どういった経緯で加害者に個人情報がバレたとしても、所属タレントを守るのも会社の仕事であり、未然に被害を防げなかった。
十分、会社が叩かれる理由になる。
少なくとも純粋に彩奈を応援していたファンにとっては、加害者と同じぐらい怒りの矛先になる対象になってしまうのは当然のことだ。

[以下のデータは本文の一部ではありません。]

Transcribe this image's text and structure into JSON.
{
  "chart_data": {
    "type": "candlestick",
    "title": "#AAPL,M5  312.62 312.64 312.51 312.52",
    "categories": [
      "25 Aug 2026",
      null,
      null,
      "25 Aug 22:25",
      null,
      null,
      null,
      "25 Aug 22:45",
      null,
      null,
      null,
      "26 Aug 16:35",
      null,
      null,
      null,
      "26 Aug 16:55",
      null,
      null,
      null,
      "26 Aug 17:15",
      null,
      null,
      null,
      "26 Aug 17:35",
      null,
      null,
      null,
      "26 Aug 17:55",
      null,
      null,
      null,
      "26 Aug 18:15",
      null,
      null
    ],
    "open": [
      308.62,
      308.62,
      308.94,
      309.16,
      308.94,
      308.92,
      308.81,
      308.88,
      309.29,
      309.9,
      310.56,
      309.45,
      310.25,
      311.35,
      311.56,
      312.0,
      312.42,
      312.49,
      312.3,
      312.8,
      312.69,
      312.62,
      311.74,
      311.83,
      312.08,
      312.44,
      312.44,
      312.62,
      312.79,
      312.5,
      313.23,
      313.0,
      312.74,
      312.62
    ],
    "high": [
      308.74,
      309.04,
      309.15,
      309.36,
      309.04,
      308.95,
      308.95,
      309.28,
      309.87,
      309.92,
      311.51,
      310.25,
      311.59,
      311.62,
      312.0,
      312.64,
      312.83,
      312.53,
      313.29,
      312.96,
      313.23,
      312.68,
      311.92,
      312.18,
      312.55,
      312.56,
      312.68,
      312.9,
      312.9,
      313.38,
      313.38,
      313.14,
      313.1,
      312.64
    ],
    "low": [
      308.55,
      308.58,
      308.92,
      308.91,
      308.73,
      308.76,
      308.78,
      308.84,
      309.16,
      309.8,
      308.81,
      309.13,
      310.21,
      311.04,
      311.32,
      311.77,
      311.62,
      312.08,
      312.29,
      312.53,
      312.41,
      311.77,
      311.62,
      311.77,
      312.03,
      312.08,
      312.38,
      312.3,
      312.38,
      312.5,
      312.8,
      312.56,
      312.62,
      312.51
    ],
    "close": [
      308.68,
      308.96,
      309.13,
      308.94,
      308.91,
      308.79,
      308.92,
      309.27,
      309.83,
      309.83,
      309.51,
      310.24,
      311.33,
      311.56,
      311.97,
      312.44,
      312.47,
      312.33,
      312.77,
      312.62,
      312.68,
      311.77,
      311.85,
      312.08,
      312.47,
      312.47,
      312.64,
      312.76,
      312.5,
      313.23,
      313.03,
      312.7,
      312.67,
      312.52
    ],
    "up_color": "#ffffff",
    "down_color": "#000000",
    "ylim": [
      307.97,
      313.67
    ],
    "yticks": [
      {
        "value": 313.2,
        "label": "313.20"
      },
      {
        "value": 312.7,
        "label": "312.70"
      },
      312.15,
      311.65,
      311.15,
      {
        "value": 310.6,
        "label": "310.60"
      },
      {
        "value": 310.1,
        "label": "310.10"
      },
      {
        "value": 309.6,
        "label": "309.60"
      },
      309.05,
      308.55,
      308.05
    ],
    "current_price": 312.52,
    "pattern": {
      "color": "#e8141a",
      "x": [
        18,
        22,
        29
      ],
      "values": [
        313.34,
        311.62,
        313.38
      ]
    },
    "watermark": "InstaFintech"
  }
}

「そもそも今回の一件で、彼女に対して会社の立場はかなり低いはずよ」
「まあ、そうだな。もしあの女の機嫌を損ねて、あることないことを勝手に世の中へ発信でもされたら、それが嘘でも誇張でも全て真実に変わる。会社は正真正銘、終わりだろうな」
「ええ、会社は彼女に「はい」と「すみません」以外の返事はできない。会社はきっと──全面的に彼女の味方をするはずよ」
「いくらお前らでも、今の会社を使うのは無理だろうな」
「そう。だから住所を聞くのは無理。会社が恵くんの状況を詳しく知っている……とも考えにくいわね。彼女に先手を打たれていてもおかしくないもの」
──私と恵の情報を一切封鎖して。
もしも彩奈が会社にそう言っていたとしたら、おそらく会社は頷くしかないだろう。
もしかすると、こうなるとを予測してこんな強引な手法を使ったのかもしれない。
これがただ単に暴走したからなのか、それとも彼女の本性だったのは知らないが、もし本性だとすればかなり厄介だと、黒鉄は思う。
「個室に侵入できないの?」
話を聞いたメイの代替え案。
だが、黒鉄は首を左右に振って即答する。
「無理だな。あの病院の個室は特別な階層になっていて、エレベーターで向かうには専用のカードキーが必要なんだよ」
「有名人御用達の病院よ、あそこ。警備関係も物凄くしっかりしてるわ」
「じゃあ、病院に張り込んであの女に接触する……」
朝から晩までずっとか?
黒鉄と燈子はきっと同じ疑問を抱いただろう。
だが、メイの表情はそのつもりのようだった。
きっとここで否定しても、彼女は他の無茶な考えを口にするだろう。
燈子は大きくため息をつく。
「それしかないわね。万が一にも彼女が無関係だったとしても、今の恵くんのことを詳しく知っている人物は他にいないわ」
「そうだな」
「……それじゃあ、一時休戦といきましょうか。あなたたちと手を組むなんて気乗りしないけど、別々に動くよりも手を組んだ方がいいでしょ?」
燈子の提案を受け、メイは迷い沈黙する。
だが、
「わかった。でも、メイはあなたが大嫌い。それと、先輩はメイのご主人様だから。それだけは忘れないで」
「ええ、私もあなたが大嫌いよ。それと恵くんは私の大切な人。ご主人様が欲しいなら、貢げば見捨てないでくれるホストにでも鞍替えしなさい?」
「そっちこそ、いい歳して一人ぼっちなのが寂しいなら、ずっと側にいてくれる抱き枕でも買えば。もしくはペロペロあそこを舐めてくれる犬。あんたにはそれで十分でしょ」
「……」
「……」
「……あなたも、それでいいわね?」
敵意剥き出しに睨み合う二人の視線が黒鉄に向く。
心の中で「絶対にこいつら途中で裏切るだろうな」と思いながらも、ここは仕方ないと提案に乗ることにした。